What's cool: Tableau Public offers a variety of ways to display interactive data. You can combine multiple connected visualisations onto a single dashboard, where one search filter can act on numerous charts, graphs and maps, underlying data tables can also be joined.
Drawbacks: In the free version of Tableau's business intelligence software, your visualisation and data must reside on Tableau's site. Whenever you save your work, it gets sent up to the public website, which means you can't save work in progress without running the risk that it will be seen before it's ready (while Tableau's site won't deliberately expose your work, it relies on security by obscurity, so someone could see your work if they guess your URL). And once it's saved, viewers are invited to download your entire workbook with data. Upgrading to a single user desktop edition costs $999.
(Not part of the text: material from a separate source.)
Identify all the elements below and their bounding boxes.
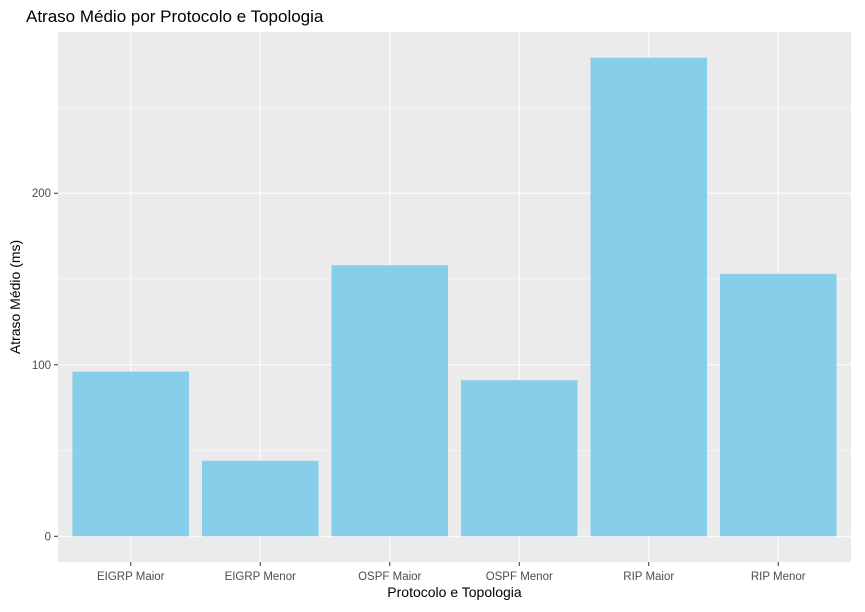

Not surprisingly, all that functionality comes at a cost: Tableau's learning curve is fairly steep compared to that of, say, Fusion Tables. Even with the drag-and-drop interface, it'll take more than an hour or two to learn how to use the software's true capabilities, although you can get up and running doing simple charts and maps before too long.
Skill level: Advanced beginner to intermediate.
Runs on: Windows 7, Vista, XP, 2003, Server 2008, 2003.
Learn more: There are seven short training videos on the Tableau site, where you can also find downloadable data files that you can use to follow along. You can see a sample in our article "Tech Unemployment Climbs; Self-employment Steady."